Iran downplayed the incident as evidence mounted that the fire was intentional sabotage. Data collected by a US a U.S. National Oceanic and Atmospheric Administration satellite revealed the blaze started around 2 a.m. Iran time, according to The Associated Press.
Images later released by Iranian state media show a two-story brick building with scorch marks and its roof apparently destroyed. Debris on the ground and a door that looked blown off its hinges suggested an explosion accompanied the blaze.
“There are physical and financial damages and we are investigating to assess,” Kamalvandi told Iranian state television. “Furthermore, there has been no interruption in the work of the enrichment site. Thank God, the site is continuing its work as before.”
The BBC reported that its Persian-language division received a statement from a previously unknown group called “Cheetahs of the Homeland” claiming responsibility for the fire.
The statement said the group represents “underground opposition with Iran’s security apparatus.”
A State Department spokesperson told The Post: “We are monitoring reports of a fire at an Iranian nuclear facility. This incident serves as another reminder of how the Iranian regime continues to prioritize its misguided nuclear program to the detriment of the Iranian people’s needs.”
The Atomic Energy Agency of Iran on Thursday released a photo of the damage and a statement downplaying the “incident.”

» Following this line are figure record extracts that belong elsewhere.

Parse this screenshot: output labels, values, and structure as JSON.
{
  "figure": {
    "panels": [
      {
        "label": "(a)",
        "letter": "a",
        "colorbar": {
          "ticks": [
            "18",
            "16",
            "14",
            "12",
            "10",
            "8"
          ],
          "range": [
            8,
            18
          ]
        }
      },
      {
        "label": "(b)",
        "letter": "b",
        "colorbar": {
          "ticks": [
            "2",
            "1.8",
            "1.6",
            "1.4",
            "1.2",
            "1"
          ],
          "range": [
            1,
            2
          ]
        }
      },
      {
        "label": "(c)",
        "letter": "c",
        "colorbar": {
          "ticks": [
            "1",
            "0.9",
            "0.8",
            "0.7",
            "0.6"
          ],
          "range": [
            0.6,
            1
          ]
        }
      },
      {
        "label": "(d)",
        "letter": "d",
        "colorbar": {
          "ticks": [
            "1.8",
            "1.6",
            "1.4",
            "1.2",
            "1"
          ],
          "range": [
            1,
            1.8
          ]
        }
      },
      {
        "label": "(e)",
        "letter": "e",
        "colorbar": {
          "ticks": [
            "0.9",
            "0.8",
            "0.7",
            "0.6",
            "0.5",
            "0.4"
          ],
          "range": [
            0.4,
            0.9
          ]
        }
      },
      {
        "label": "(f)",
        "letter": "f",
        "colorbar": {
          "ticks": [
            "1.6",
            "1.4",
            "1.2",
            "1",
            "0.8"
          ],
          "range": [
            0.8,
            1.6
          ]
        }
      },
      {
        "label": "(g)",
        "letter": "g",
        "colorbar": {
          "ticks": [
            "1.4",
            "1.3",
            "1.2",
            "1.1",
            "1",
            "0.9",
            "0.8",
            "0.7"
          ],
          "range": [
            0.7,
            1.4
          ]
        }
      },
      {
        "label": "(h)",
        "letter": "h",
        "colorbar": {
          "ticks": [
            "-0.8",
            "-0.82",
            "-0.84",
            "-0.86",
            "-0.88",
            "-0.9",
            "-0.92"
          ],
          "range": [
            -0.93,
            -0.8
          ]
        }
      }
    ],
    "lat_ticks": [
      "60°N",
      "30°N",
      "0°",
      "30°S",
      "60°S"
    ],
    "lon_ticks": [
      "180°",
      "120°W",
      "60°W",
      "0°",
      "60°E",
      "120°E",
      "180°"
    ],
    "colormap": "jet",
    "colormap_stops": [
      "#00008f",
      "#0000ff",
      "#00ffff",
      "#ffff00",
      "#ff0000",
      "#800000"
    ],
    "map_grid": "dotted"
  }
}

Agency spokesman Behrouz Kamalvandi said that “one of the technical niches being built in the open space area of the Natanz site was damaged. This incident didn’t cause any human casualty neither inflicted hazard to the complex routine activities.
The spokesman continued, “From the probability of any pollution occurring, also considering the non-status activity position of the complex, there is nothing to be concerned of, and at present, the Organization’s expert teams are present at the site and investigating the matter.”

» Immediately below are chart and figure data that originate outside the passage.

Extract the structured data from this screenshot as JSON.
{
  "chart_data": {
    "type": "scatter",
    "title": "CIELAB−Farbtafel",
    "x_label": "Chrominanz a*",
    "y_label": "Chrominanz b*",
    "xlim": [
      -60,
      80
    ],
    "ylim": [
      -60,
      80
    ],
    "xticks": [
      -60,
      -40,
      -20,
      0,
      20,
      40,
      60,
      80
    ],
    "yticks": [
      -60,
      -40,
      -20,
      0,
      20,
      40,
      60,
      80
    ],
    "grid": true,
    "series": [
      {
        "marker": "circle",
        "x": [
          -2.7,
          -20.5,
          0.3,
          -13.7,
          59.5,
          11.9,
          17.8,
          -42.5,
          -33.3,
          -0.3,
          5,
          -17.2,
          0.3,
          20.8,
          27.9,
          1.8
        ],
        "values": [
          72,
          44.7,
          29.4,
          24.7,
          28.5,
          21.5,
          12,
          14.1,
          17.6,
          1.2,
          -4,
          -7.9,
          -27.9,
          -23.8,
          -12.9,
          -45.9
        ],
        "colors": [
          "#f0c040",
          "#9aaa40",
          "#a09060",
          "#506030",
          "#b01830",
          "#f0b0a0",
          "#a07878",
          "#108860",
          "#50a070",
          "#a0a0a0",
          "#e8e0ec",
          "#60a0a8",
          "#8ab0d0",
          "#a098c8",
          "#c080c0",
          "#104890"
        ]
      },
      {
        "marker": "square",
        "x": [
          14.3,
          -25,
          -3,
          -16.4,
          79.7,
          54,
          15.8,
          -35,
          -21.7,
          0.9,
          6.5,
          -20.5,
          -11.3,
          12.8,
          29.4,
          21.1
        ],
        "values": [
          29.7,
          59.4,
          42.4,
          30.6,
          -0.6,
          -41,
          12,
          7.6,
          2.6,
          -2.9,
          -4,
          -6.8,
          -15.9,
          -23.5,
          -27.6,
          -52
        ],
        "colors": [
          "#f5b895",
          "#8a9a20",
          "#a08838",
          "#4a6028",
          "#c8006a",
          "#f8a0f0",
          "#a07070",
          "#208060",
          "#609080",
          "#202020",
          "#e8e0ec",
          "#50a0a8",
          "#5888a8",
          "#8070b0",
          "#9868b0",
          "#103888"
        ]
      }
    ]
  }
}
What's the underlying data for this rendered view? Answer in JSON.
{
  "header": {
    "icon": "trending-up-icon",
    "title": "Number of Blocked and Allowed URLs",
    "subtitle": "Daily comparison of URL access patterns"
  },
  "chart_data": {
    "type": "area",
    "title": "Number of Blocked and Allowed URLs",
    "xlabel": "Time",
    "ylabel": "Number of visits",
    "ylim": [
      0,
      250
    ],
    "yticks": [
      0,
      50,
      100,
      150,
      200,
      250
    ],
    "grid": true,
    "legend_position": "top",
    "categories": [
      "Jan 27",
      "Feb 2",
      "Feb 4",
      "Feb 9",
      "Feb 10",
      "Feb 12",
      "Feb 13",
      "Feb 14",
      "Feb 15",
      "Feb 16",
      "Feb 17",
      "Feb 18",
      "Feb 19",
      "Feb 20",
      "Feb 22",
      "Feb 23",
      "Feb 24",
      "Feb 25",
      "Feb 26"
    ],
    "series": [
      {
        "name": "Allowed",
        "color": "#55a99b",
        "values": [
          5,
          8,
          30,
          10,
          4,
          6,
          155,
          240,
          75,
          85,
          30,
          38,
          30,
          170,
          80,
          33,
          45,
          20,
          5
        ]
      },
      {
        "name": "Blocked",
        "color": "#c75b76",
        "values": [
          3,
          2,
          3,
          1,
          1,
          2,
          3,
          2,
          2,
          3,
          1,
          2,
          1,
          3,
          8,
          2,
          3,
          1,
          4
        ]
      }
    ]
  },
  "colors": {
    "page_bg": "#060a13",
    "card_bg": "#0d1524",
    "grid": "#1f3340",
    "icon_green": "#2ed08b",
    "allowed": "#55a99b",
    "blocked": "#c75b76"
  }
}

The theocracy’s rulers insist its nuclear program is only for energy generation, not weapons, but the assertion is widely doubted.
On Thursday, Secretary of State Mike Pompeo told the UN Security Council that Iran was “the world’s most heinous terrorist regime,” in an effort to extend a strict arms embargo expected to expire in October.
In 2018, President Trump withdrew the US from a multilateral nuclear deal with Iran that former President Barack Obama and European allies hoped would prevent Iran from gaining nuclear weapons. Trump said the deal enriched Iran and didn’t do enough to prevent weapon development.
Trump, however, has walked a fine line with Iran, often suggesting a new nuclear deal and inviting the nation’s leaders to call him. Trump is a critic of past presidents’ Mideast wars and called off retaliatory airstrikes after Iran shot down a US drone last year.
In January, Trump ordered an airstrike in Iraq that killed Iranian military leader Qassem Soleimani, who supported Iran-linked militias across the region. Iran retaliated by firing missiles at US bases.